Facial emotion perception in the vision large language model (VLLM) is crucial for achieving natural human-machine interaction. However, creating high-quality annotations for both coarse- and fine-grained facial emotion analysis demands costly expertise. The lack of such high-quality instruction data limits the performance of VLLMs in facial emotion perception. To address this, we propose a self-verification approach with emotion knowledge enhancement (SEKE), which generates high-quality instruction data for multi-grained emotion analysis cost-effectively using closed-source VLLM. This approach integrates prior human knowledge to VLLM inference, guided by the inherent correlations between three grained levels of emotion descriptions, i.e., discrete expression, valence-arousal, and action unit, to reliably generate comprehensive annotations.

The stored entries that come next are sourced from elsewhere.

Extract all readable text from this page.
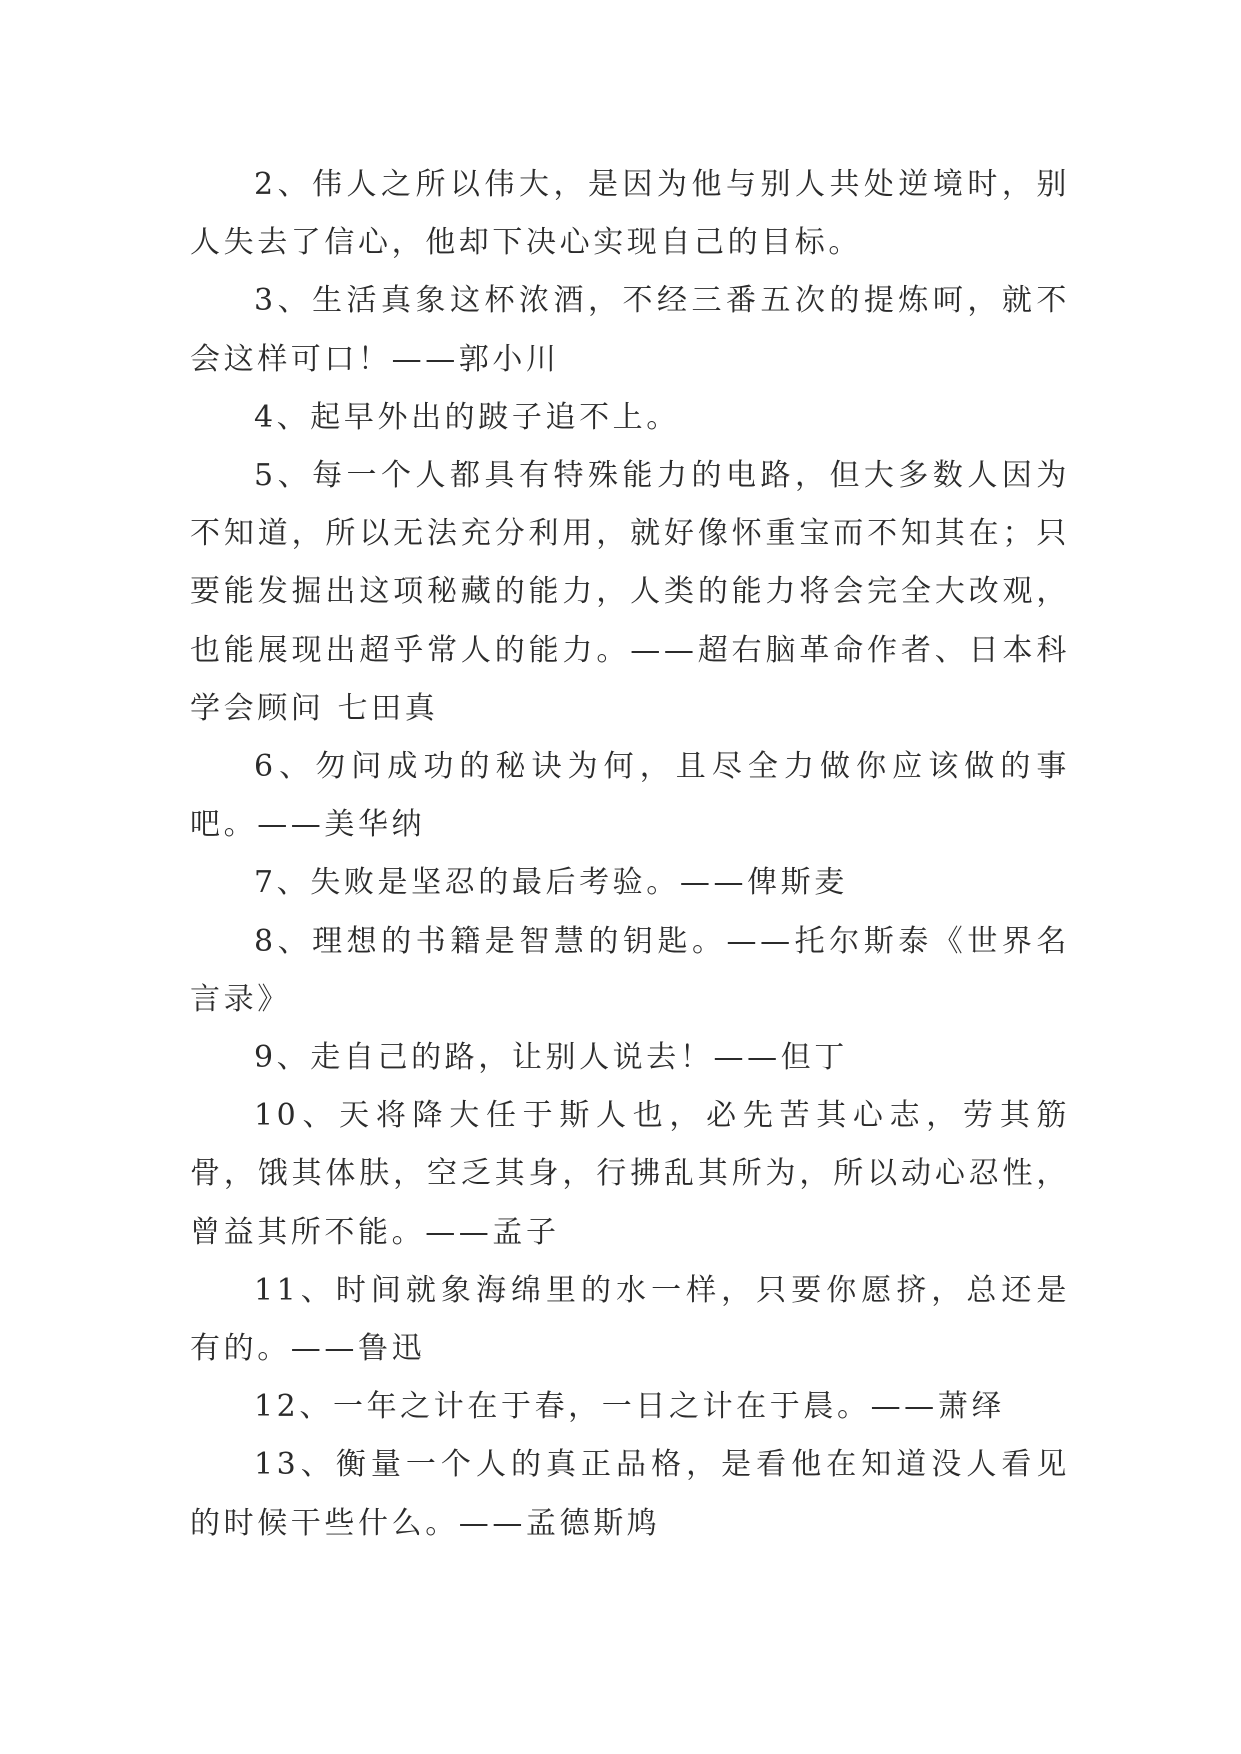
2、伟人之所以伟大，是因为他与别人共处逆境时，别人失去了信心，他却下决心实现自己的目标。

3、生活真象这杯浓酒，不经三番五次的提炼呵，就不会这样可口！——郭小川

4、起早外出的跛子追不上。

5、每一个人都具有特殊能力的电路，但大多数人因为不知道，所以无法充分利用，就好像怀重宝而不知其在；只要能发掘出这项秘藏的能力，人类的能力将会完全大改观，也能展现出超乎常人的能力。——超右脑革命作者、日本科学会顾问 七田真

6、勿问成功的秘诀为何，且尽全力做你应该做的事吧。——美华纳

7、失败是坚忍的最后考验。——俾斯麦

8、理想的书籍是智慧的钥匙。——托尔斯泰《世界名言录》

9、走自己的路，让别人说去！——但丁

10、天将降大任于斯人也，必先苦其心志，劳其筋骨，饿其体肤，空乏其身，行拂乱其所为，所以动心忍性，曾益其所不能。——孟子

11、时间就象海绵里的水一样，只要你愿挤，总还是有的。——鲁迅

12、一年之计在于春，一日之计在于晨。——萧绎

13、衡量一个人的真正品格，是看他在知道没人看见的时候干些什么。——孟德斯鸠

A self-verification strategy with Uncertainty-Aware Monte Carlo sampling (SV-UAMC) is further embedded to efficiently extract more accurate VLLM predictions, further improving annotation reliability. Consequently, we construct a facial emotion instruction dataset (FEID) containing three comprehensive descriptions, which provides coarse- and fine-grained emotional information for effective model training. Additionally, we introduce a facial emotion analysis benchmark (FEAB) to measure the VLLM's corresponding ability. Our method significantly outperforms state-of-the-art methods on three downstream facial emotion analysis tasks.

Paper Structure

This paper contains 21 sections, 5 equations, 5 figures, 4 tables, 1 algorithm.

Figures (5)

  • Figure 1: The overall architecture of the proposed self-verification approach with emotion knowledge enhancement (SEKE) to generate high-quality instruction data for facial emotion analysis.
  • Figure 2: The VLLM architecture used to train our model on the proposed facial emotion instruction dataset.
  • Figure 3: Comparison of performance when emotion descriptions are whether complete. Expression accuracy, AU average F1 score, and 1-MAE for valence/arousal on FEAB. SEKE (only one description) denotes the model fine-tuned with only the description label corresponding to the current task.
  • Figure 4: Comparison of the reliability of annotated missing labels. Expression accuracy, AU average F1 score, and 1-MAE for valence/arousal on Aff-wild2.
  • Figure 5: Two examples comparing the comprehensive emotional reasoning of the SEKE model with that of models fine-tuned on other instruction datasets. Incorrect inferences are marked in blue, and correct in red. For valence and arousal estimates, a prediction is considered correct if the error from the ground truth is within 0.2.